For the second time in two years a federal appeals court in Washington, DC, Tuesday sent back to FERC a case in which Burlington Resources Oil & Gas Co. claimed that it was not responsible for payment of refunds for Kansas ad valorem taxes due to an indemnity clause in take-or-pay settlement agreements with Northern Natural Gas and Panhandle Eastern Pipe Line.

The Houston-based producer, which is owned by ConocoPhillips, challenged a 2005 ruling in which the Federal Energy Regulatory Commission on remand affirmed an earlier decision (2003) that rejected Burlington Resources’ argument that the take-or-pay agreements absolved it of any ad valorem tax refund liability and instead placed the liability on Northern Natural and Panhandle.

“We grant [Burlington’s] petition and vacate the orders” because the distinctions cited by FERC between the agreements involving Burlington and Northern Natural and Panhandle, and the agreements involving other Kansas producers and the two pipelines (omnibus settlements), “prove illusory,” said a three-judge panel for the U.S. Court of Appeals for the District of Columbia.

“The factors on which the Commission justified its approval of the omnibus settlements are equally applicable to the Burlington settlements, which at the time addressed complex claims, avoided future litigation and resulted in an immediate exchange of consideration for the parties,” the court said. “The only difference is that the Burlington settlements were made long ago, and with the advantage of hindsight one side [Northern Natural and Panhandle] now wants out…This is hardly a reason to disregard an otherwise lawful settlement.”

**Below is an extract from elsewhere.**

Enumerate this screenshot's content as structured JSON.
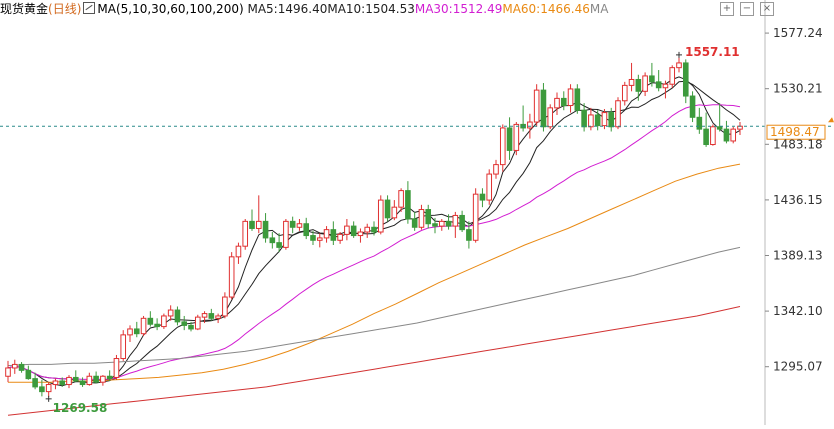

In 1997 FERC ordered natural gas producers to refund an estimated $500 million for gas produced in Kansas in the 1980s at prices that, because they included the state’s ad valorem taxes, were above the legal limit allowed under the Natural Gas Policy Act. The refunds, which were to be paid to pipeline purchasers of the gas, covered the period between Oct. 4, 1983 and June 28, 1988, and the pipelines were to pass through the refunds to their gas sales customers (see Daily GPI, Feb. 2, 1998).

In 1987 Northern Natural and Panhandle entered into separate take-or-pay settlement agreements with Burlington Resources’ predecessor to resolve claims and controversies involving multiple gas purchase contracts. Both agreements contained a clause releasing the parties (Burlington and the pipelines) “from and against all claims, demands, causes of action, damages, liabilities, expenses or payments known or unknown, present or future, that each has or may have had against the other party related to all the referenced contracts.” The gas contracts ran through Jan. 31, 1993 for Panhandle and through Jan. 31, 1989 for Northern Natural.

When Burlington received statements of ad valorem tax refunds claimed by Northern Natural and Panhandle, it denied any responsibility for the refunds, citing the indemnity clause in the 1989 and 1992 settlement agreements.

Later in 2000 and 2001 Northern Natural and Panhandle sought and received FERC approval of omnibus settlement agreements, which resolved their ad valorem tax refund claims under take-or-pay contracts “against certain producers, and reduced or eliminated ad valorem refund claims against other producers.” The Commission at the time called the agreements “a reasonable compromise to resolve long drawn-out complex proceedings.”

While approving the omnibus settlements FERC ruled in 2003 that Burlington’s 1989 and 1992 agreements with Northern Natural and Panhandle did not resolve the ad valorem tax refund claims. The producer petitioned the appellate court for review of the 2003 orders.

In 2005 the court agreed that FERC’s actions were inconsistent and sent the case back to the agency for further explanation (see Daily GPI, Jan. 24, 2005). The Commission’s orders “patch together a variety of arguments for rejecting Burlington’s claim that its settlement agreements with Northern and Panhandle release it from ‘all’ claims arising from the underlying take-or-pay contracts, including excess ad valorem refund claims by the pipelines. But none of the challenged orders explain how the rule applied by the Commission to the 1989 or 1992 settlement agreements is consistent with its approval of the pipelines’ omnibus settlement agreements allowing some producers to escape all or partial liability for ad valorem tax refunds,” the court said at the time.

The Commission in its 2005 remand subsequently reaffirmed its original decision, prompting Burlington to petition the appellate court for a second review. The court responded with a more forceful ruling Tuesday. It vacated FERC’s 2005 decision upholding its original order, and remanded it to FERC to “proceed with the adjudication in accordance with this opinion.”